I agree with you totally, our laws are not strong enough. I have a friend that lives in a small community where it seems as though all the law enforcement knows her abuser. Therefore, when they are called out, nothing ever comes of the situation. Sure, they sent him to anger management classes...that he never took...on two different occasions...for two different women. Nothing was said of his failure to take the classes and he is still out there carrying on like everything is everything. I believe more should be done also to show these men that thy can't keep carrying on this way without reprimand. The situation i so bad that instead of supporting her,his family acts as though she should deal with it behind closed doors. Why do you have to get the law involved, is what they always seem to be more worried about asking.WOW!!!
The laws are indeed not stiff enough on the abuser. I've been there and when I did call for assistance from the police, after they took their time getting there, the person was already gone or either they would just ask that we stay apart. I know what I did was not right but I started to take things into my own hands. I became the abuser.To let men know how it feels to have someone put their hands on you at any given time and for any reason. I have calmed down from this. But sometime we have to take control if the law doesn't before it's to late.
I agree that our laws are not strong enough. The law should be able to move much faster when their is spouse abuse, immediate actions on the abuser is critical. A stitch in time may actually save her/his life.
I believe that when a person goes to her/his physican and he suspects abuse the doctor should have the immediate priviledge of involving law enfourcement. He should be able to writh a prescription for anger management counseling or recommend to a judge some jail thime so that would take the pressure off the victim. Doctors should be allowed to let families know if abuse is going on in the home he has a legal right to involve the authoraties
I do not believe the laws are nearly as harsh as they should be, neither are the elected officials designated to make sure of it. Society is still treating domestic violence as a "crime of passion" as if the wife/companion is supposed to learn how to live with an obviously emotionally unstabled husband/man who sees her as a punching bag and not a human being. How many women and children have to die before these judges, lawmakers, and law enforcers see that this crime is not "passionate" and should involve prison time for the offenders ??? What is so very sad and disheartening, but true, is the amount of women who falsely charge men of this horrific act and overflood the dockets with unnecessary and dishonest crap and prevent REAL victims from getting the help they seek and truly deserve. True victims are paying with the price with their health, life, and sanity because of this and if these women were hit with perjury charges, I am sure the number of these cases would greatly iliminate judges and lawmakers looking at every domestic violence situation as the same. The madness has got to stop!!
I was just denied a new protective order on Friday and the abuser entered the house and took my son's keys. He had cordial, small talk with me and asked me if I wanted him to stay. I said "no" and he left and has not called or come by. My daughter asked my sister if she could come live with her and my son has just been so angry since the incident. What am I to do just because his name is on the house? The law doesn't make any common or logical sense. He hasn't threatened me according the judge and the current law. What about the probability of what could and/or may happen? What about the emotional abuse being placed upon the children? I don't want to be fatal statistic. Where is my help when I'm clearing asking for it?
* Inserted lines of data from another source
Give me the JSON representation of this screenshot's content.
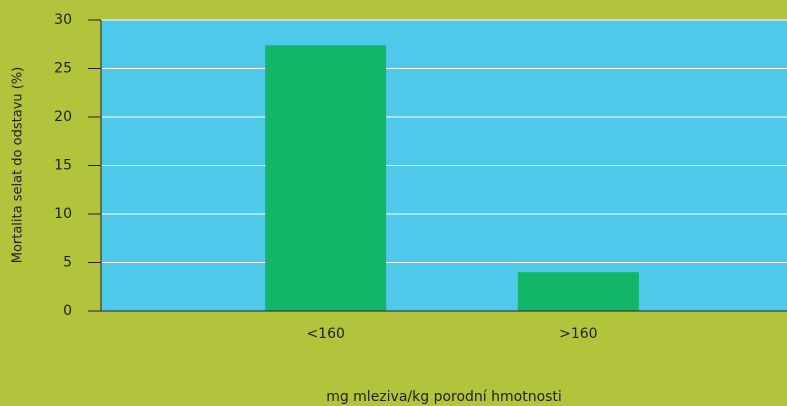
{
  "chart_data": {
    "type": "bar",
    "categories": [
      "<160",
      ">160"
    ],
    "values": [
      27.4,
      4.0
    ],
    "color": "#13b566",
    "xlabel": "mg mleziva/kg porodní hmotnosti",
    "ylabel": "Mortalita selat do odstavu (%)",
    "ylim": [
      0,
      30
    ],
    "yticks": [
      0,
      5,
      10,
      15,
      20,
      25,
      30
    ],
    "grid": true
  }
}
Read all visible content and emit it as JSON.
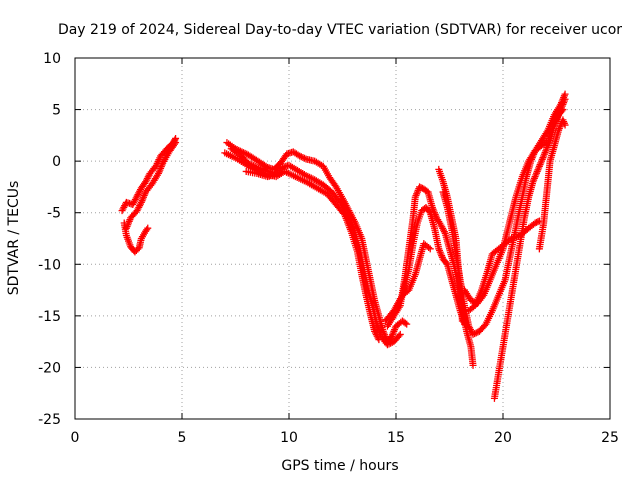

Protective Orders are worthless pieces of paper because they are hard to enforce,however I would still recommend that they be filed, just be mindful that if the person has not actually demonstrated any sign of aggression it will be hard to have one filed. Develop some type of watch schedule with family and friends. Change the locks, try having his name removed off the lease/mortgage. If it is a mortgage payment you may have to sell the home. But by all means necessary never be alone.